Primes trop payées: l'indignation surjouée

SANTÉ • Les assurés genevois en ont marre. Ils veulent être remboursés sur leurs primes trop payées. Mais il n'est pas sûr que la comédie de l'indignation, chez nos politiciens, soit le meilleur moyen de régler les choses.

  • La plupart des Suisses paient beaucoup trop pour leur assurance maladie.

    La plupart des Suisses paient beaucoup trop pour leur assurance maladie.

  • Bertrand Buchs, PDC, et Mauro Poggia, MCG, mouillent leur maillot depuis des années.

    Bertrand Buchs, PDC, et Mauro Poggia, MCG, mouillent leur maillot depuis des années.

  • Mauro Poggia.

    Mauro Poggia.

Ils sont fantastiques, nos politiques: il suffit qu'une célèbre commission des Etats prenne une décision en effet malencontreuse, pour qu'ils s'étranglent d'indignation à n'en plus finir. Les uns sincères, d'autres un peu moins, tous passablement comédiens. Parce qu'il s'agit de l'un des sujets les plus sensibles pour nos porte-monnaies: les primes maladie. Sur un thème pareil, brûlant, impossible de ne pas se montrer en phase avec la population. Tout décalage vous vaudrait des sanctions, pouvant aller jusqu'à la pire: la non-réélection. Alors, on s'emporte, on s'étouffe, on ne décolère plus. Juste un détail, tout de même: qu'avez-vous fait, jusqu'ici, chers politiciens indignés, pour empêcher les primes d'augmenter?

SEPT CANTONS CONCERNÉS
Que s'est-il passé?
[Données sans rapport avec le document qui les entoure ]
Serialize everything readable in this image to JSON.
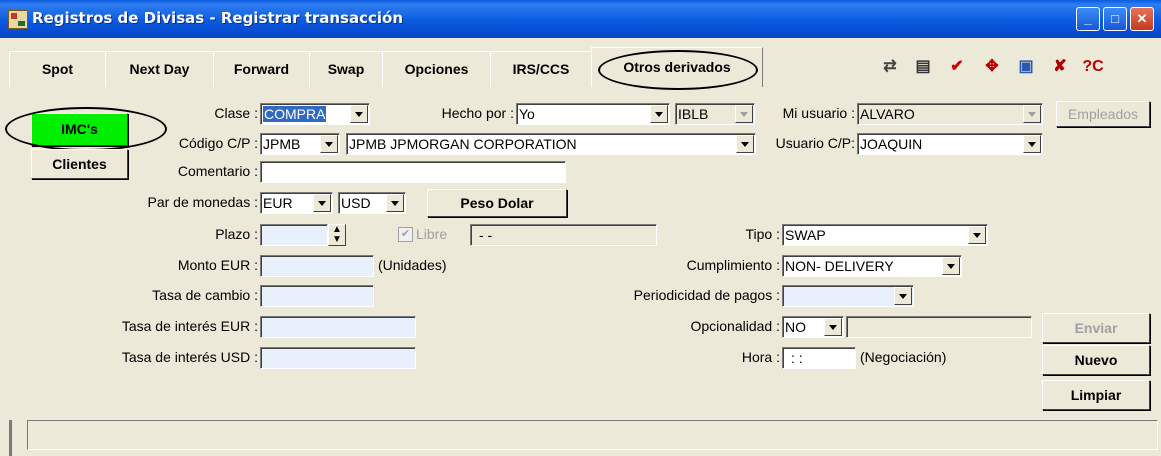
{
  "window": {
    "title": "Registros de Divisas - Registrar transacción"
  },
  "tabs": [
    "Spot",
    "Next Day",
    "Forward",
    "Swap",
    "Opciones",
    "IRS/CCS",
    "Otros derivados"
  ],
  "side_buttons": {
    "imc": "IMC's",
    "clientes": "Clientes"
  },
  "form": {
    "clase_label": "Clase :",
    "clase_value": "COMPRA",
    "hecho_por_label": "Hecho por :",
    "hecho_por_value": "Yo",
    "iblb_value": "IBLB",
    "mi_usuario_label": "Mi usuario :",
    "mi_usuario_value": "ALVARO",
    "empleados_label": "Empleados",
    "codigo_label": "Código C/P :",
    "codigo_value": "JPMB",
    "codigo_name": "JPMB  JPMORGAN CORPORATION",
    "usuario_cp_label": "Usuario C/P:",
    "usuario_cp_value": "JOAQUIN",
    "comentario_label": "Comentario :",
    "comentario_value": "",
    "par_label": "Par de monedas :",
    "par_1": "EUR",
    "par_2": "USD",
    "peso_dolar_label": "Peso Dolar",
    "plazo_label": "Plazo :",
    "libre_label": "Libre",
    "libre_date": "- -",
    "tipo_label": "Tipo :",
    "tipo_value": "SWAP",
    "monto_label": "Monto EUR :",
    "unidades_label": "(Unidades)",
    "cumplimiento_label": "Cumplimiento :",
    "cumplimiento_value": "NON- DELIVERY",
    "tasa_cambio_label": "Tasa de cambio :",
    "periodicidad_label": "Periodicidad de pagos :",
    "tasa_eur_label": "Tasa de interés EUR :",
    "opcionalidad_label": "Opcionalidad :",
    "opcionalidad_value": "NO",
    "tasa_usd_label": "Tasa de interés USD :",
    "hora_label": "Hora :",
    "hora_value": ": :",
    "negociacion_label": "(Negociación)"
  },
  "action_buttons": {
    "enviar": "Enviar",
    "nuevo": "Nuevo",
    "limpiar": "Limpiar"
  },
  "toolbar_icons": [
    "swap-docs-icon",
    "sheet-icon",
    "check-search-icon",
    "move-icon",
    "page-icon",
    "delete-doc-icon",
    "help-icon"
  ],
  "colors": {
    "titlebar": "#0a5ae0",
    "imc_button": "#00ee00",
    "selection": "#316ac5",
    "field_blue": "#e8f0fc"
  }
}
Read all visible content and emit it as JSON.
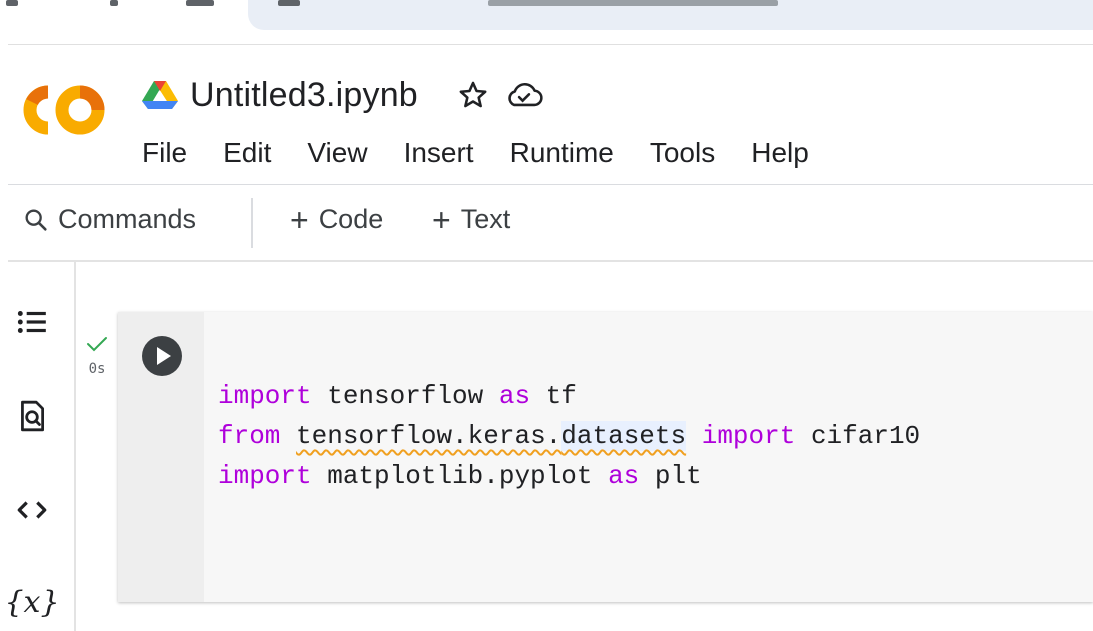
{
  "notebook": {
    "title": "Untitled3.ipynb",
    "logo_text": "CO"
  },
  "menu": [
    "File",
    "Edit",
    "View",
    "Insert",
    "Runtime",
    "Tools",
    "Help"
  ],
  "toolbar": {
    "commands_label": "Commands",
    "add_code_label": "Code",
    "add_text_label": "Text"
  },
  "sidebar": {
    "icons": [
      "table-of-contents-icon",
      "find-replace-icon",
      "code-snippets-icon",
      "variables-icon"
    ],
    "variables_glyph": "{x}"
  },
  "cell": {
    "exec_time": "0s",
    "lines": [
      [
        {
          "t": "import",
          "k": "kw"
        },
        {
          "t": " tensorflow "
        },
        {
          "t": "as",
          "k": "kw"
        },
        {
          "t": " tf"
        }
      ],
      [
        {
          "t": "from",
          "k": "kw"
        },
        {
          "t": " "
        },
        {
          "t": "tensorflow.keras.",
          "k": "squiggle"
        },
        {
          "t": "datasets",
          "k": "squiggle hl"
        },
        {
          "t": " "
        },
        {
          "t": "import",
          "k": "kw"
        },
        {
          "t": " cifar10"
        }
      ],
      [
        {
          "t": "import",
          "k": "kw"
        },
        {
          "t": " matplotlib.pyplot "
        },
        {
          "t": "as",
          "k": "kw"
        },
        {
          "t": " plt"
        }
      ]
    ]
  },
  "colors": {
    "keyword": "#af00db",
    "logo_orange": "#f9ab00",
    "logo_dark_orange": "#e8710a",
    "check_green": "#34a853"
  }
}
La plupart des Suisses payent beaucoup trop pour leur assurance maladie. Notamment dans sept cantons, depuis une quinzaine d'années, au moment où est entrée en vigueur la Lamal (loi sur l'assurance maladie). Il y a Zurich. Il y a Vaud. Et il y a aussi Genève! Pour notre seul canton, quelque 350 millions. Or, la fameuse Commission de la santé publique du Conseil des Etats a décidé, le lundi 21 janvier, de passer l'éponge sur les deux milliards perçus en trop au niveau suisse, et de ne pas en exiger le remboursement par les caisses. «Fameuse», cette commission, parce ce qu'on sait le poids qu'y exerce le lobby des assureurs.

LES CHOSES N'AVANCENT PAS
Une décision révoltante, certes, et impossible à avaler par la population. Mais les réactions épidermiques, ou les colères plus ou moins calculées de la classe politique, ne sont pas de nature à faire avancer les choses. Ici, un conseiller d'Etat vient taper du poing devant les caméras. Là, d'autres menacent de faire sécession. Comme si l'appartenance de Genève à la Confédération devait être remise en cause à la première secousse. Surtout, beaucoup donnent de la voix, qu'on aurait aimé entendre davantage, ces dernières années. Deux députés, depuis, des années, ont mouillé le maillot : le médecin PDC Bertrand Buchs et le MCG Mauro Poggia. Et les autres?

RÉACTIONS INFANTILES
Et puis, il y a cette motion, de Bertrand Buchs justement, votée par le Grand Conseil: geler le paiement de la RPT (péréquation financière) de Genève à la Confédération. Autrement dit, faire pression dans un autre domaine! Et là, ça ne va pas. Aussi dure à accepter soit la décision de la Commission des Etats, nous sommes dans un Etat de droit, Genève est un canton suisse, on ne peut jouer ainsi, sous prétexte de rétorsion, avec les équilibres confédéraux. Oui, nous sommes lésés, gravement, dans l'affaire des primes. Non, nous ne devons pas pour autant brandir des réactions infantiles. On ne joue pas ainsi avec le fédéralisme, qui est déjà si fragile.

S'ENGAGER VÉITABLEMENT
Reste qu'il faudra bien faire quelque chose. Par exemple, tout faire pour tenter de convaincre le plénum des Etats, puis le National, de retourner la situation. Mieux infiltrer Berne. S'engager véritablement pour une réforme drastique du système des caisses maladie. Par exemple, en progressant vers des structures plus simples. Plus transparentes. Voire vers une structure unique. Le chemin est encore long. Mais il est absolument prioritaire. Et ne passe pas nécessairement par la comédie surjouée de l'indignation, sur les plateaux TV.